SERVING ALL HUMANOID SPECIES
ABSOLUTELY NO REFUNDS
The next one said:
SARTORI'S FUN ROOMS
RENT BY THE DAY, NO QUESTIONS ASKED
Other establishments were not given to such euphemisms. Of the various beings loitering outside them, many were bold enough to openly gawk or glare at the two Sith.
"Believe me, we have no wish to linger in this wretched place," Giran sneered. "You may return to safeguarding the debauchery once we have what we want."
The crowd thinned somewhat as they caught sight of a wide doorway leading to the next concourse. At the same time, something penetrated the psychic haze of perversity which was the air of Telthek Nest, much as the crack of a blaster shot would cut through the background noise of the starport. Giran and Bevel traded a glance.
A moment later, Ryoo Jantk pulled a beeping comlink from his belt. "What is it?" he demanded in Huttese.
"Chief, it's Vak. I just got a ping from the alarm in Dono's. Blaster fire, and he's not answering the com."
The party came to a halt as Ryoo flicked a switch on the comlink. "Bosca? Bosca, are you there? Answer me!"
A troubling silence ensued. It was Bevel who chose to break it, his voice low and tempered, almost hypnotically calm. "We told you to have them watch for the fugitives in case they left the cantina. Not try to arrest them."

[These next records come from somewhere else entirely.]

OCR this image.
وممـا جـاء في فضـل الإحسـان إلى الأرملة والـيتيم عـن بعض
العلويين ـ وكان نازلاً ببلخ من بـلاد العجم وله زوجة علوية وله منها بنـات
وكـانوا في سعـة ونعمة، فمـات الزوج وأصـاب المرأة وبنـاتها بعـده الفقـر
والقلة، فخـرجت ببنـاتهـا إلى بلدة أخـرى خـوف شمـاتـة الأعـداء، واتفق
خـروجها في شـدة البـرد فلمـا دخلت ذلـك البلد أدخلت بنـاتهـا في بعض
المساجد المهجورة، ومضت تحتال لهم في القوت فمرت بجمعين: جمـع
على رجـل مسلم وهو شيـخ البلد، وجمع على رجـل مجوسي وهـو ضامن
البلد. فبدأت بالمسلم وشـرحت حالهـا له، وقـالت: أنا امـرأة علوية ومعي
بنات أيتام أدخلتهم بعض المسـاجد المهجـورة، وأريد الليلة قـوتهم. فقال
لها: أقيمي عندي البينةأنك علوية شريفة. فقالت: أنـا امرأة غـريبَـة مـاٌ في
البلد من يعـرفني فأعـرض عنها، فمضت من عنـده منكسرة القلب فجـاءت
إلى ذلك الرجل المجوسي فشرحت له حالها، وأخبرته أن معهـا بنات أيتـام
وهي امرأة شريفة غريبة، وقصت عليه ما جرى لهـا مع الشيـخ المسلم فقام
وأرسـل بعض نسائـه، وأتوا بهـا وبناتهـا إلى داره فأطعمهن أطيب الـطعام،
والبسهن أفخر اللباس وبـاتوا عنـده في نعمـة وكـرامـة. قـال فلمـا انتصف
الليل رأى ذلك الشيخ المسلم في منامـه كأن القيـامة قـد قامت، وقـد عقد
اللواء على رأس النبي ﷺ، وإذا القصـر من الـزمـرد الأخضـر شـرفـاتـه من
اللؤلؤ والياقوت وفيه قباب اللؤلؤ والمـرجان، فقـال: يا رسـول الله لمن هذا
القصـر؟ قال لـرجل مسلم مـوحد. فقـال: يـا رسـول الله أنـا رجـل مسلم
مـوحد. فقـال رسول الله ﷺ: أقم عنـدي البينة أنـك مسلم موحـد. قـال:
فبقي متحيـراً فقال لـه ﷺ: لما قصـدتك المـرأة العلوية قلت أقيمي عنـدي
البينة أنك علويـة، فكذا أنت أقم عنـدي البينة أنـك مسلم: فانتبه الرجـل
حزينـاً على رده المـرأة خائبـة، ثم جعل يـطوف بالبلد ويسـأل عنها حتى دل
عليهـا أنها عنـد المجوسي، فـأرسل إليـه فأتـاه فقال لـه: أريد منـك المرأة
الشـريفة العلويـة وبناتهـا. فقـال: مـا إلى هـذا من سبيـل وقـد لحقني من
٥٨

Ryoo whirled, switching back to his ponderous Basic. "I tell Bosca. I tell him! He not listen! He—"
Giran interrupted him. "Now they're spooked. They might escape us now, all because you vermin can't follow orders."
The Gran shook a huge, meaty fist at him. "Your problem, Sith! You go chase them. Telthek Nest not your place. Kolzaar's place. He have deal with Gulvitch governor, you not—"
"Not our place?"
Giran raised a fist, and at the same time Ryoo rose half a meter from the ground, gurgling and thrashing as he struggled to breathe. There was a flurry of movement and voices behind Giran, but he trusted Bevel to cover him while he made his point.
"Let me explain something to you. Telthek Nest exists because we Sith have chosen to tolerate it. Neither the governor nor this Kolzaar has any say in the matter. At one word from us, the Remnant garrison will descend on this place, take away all your precious credits and contraband, and ship every last one of you to the cordaxian mines of Kalishik III. If you would like to avoid that fate, then I suggest you try harder to please me. Now I hope we can reach an understanding."
He had a look over his shoulder as Ryoo's considerable bulk crumpled to the floor. The other six Gran were all frozen in place with their weapons half-drawn, while Bevel stood between them and his companion, displaying in one hand a lightsaber—as yet unignited—and in the other a custom blaster pistol. Giran didn't understand why a Sith adept would carry such clumsy armaments.
Meanwhile, more than half of the loiterers and bystanders had cleared away, but many of those who remained had their hands on blasters or blades, conversing in hushed tones as they observed the standoff.
"We're wasting time," Bevel snapped.
Giran turned back to the security chief, who was clambering back to his feet. "Tell these men to stand down."
Ryoo gave the order through grinding teeth, and the other Gran relaxed.
"Thank you. Now raise the rest of your men—all of them. I want every docking bay in this facility locked down. No one may return to their ships, and no ships may leave."
"You... You crazy," began Ryoo, but Giran stopped him with a warning wave of his hand. The alien frantically grabbed his comlink again.
"We can't lock down all the bays," Bevel hissed. "There'll be pandemonium, and we'll be caught in the middle of it."
"What choice do we have?" Giran countered. "Lannik Mai and his accomplices are on the move, and we don't know where they are or what direction they're heading in. Unless your droids have spotted them?"
Stone-faced, Bevel checked his wristcomp. "Not yet."
"Then let's go to the cantina and see if you can pick up the trail. One way or another, those spies aren't leaving here."